In Cina sta succedendo già, ma in Italia?
“Ultimamente parlavo con un amico ingegnere e professore alla Sapienza che mi raccontava di essere al lavoro su un nuovo tipo di batteria, una tecnologia potenzialmente rivoluzionaria, e mi ha chiesto di intervenire come Huawei. Ma se lo facciamo, poi ovviamente useremo noi questa tecnologia, e invece vorrei che potesse intervenire il Governo, come per altre startup che nascono e crescono qui ma poi vengono acquisite da multinazionali straniere. Questo mentre l’Italia fa acquisizioni dal Brasile. Un altro esempio? Sempre a Roma, all’università Tor Vergata, è stato sviluppato da Voicewise un sistema che riconosce dalla voce se una persona è positiva al coronavirus o no: basta uno smartphone per il test, e se ne potrebbero fare milioni ogni giorno, altro che i 200 mila attuali. Sarebbe molto utile avere investitori per questa tecnologia”.

Però il digitale avanza: abbiamo visto negli ultimi tempi che quando c’è stato un incentivo economico gli italiani si sono precipitati ad adottarlo, com’è successo con il reddito di cittadinanza, con i buoni per le biciclette, e ora con il cashback. In tutti e tre i casi il sistema non ha retto: arriveremo mai a una pubblica amministrazione digitale ed efficiente?
“Negli anni sono state scritte decine di milioni di linee di codice per applicazioni in svariate migliaia di attività, nella pubblica amministrazione come nel privato: mi domando se tutto questo lavoro si può ancora utilizzare, e da ingegnere devo onestamente rispondere di no.
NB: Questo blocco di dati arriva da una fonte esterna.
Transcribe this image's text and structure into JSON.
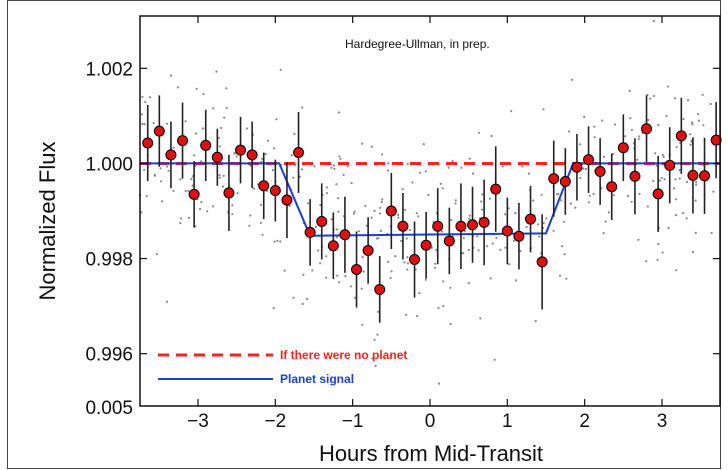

Con l’intelligenza artificiale la progettazione e la gestione delle infrastrutture sensibili saranno completamente diverse, e costeranno molto di meno rispetto a oggi. Ma per arrivare a questa semplificazione bisogna fare tutti gli investimenti che non abbiamo fatto in 30 anni. Nel Recovery Fund sono previsti 48,7 miliardi per digitalizzazione, innovazione, competitività e cultura. Ben vengano se includono anche un sistema di formazione per la nuova pubblica amministrazione: altrimenti, usare intelligenza artificiale e altre tecnologie senza ripensare il modo in cui la PA fornisce i suoi servizi è solo un’ulteriore complicazione”.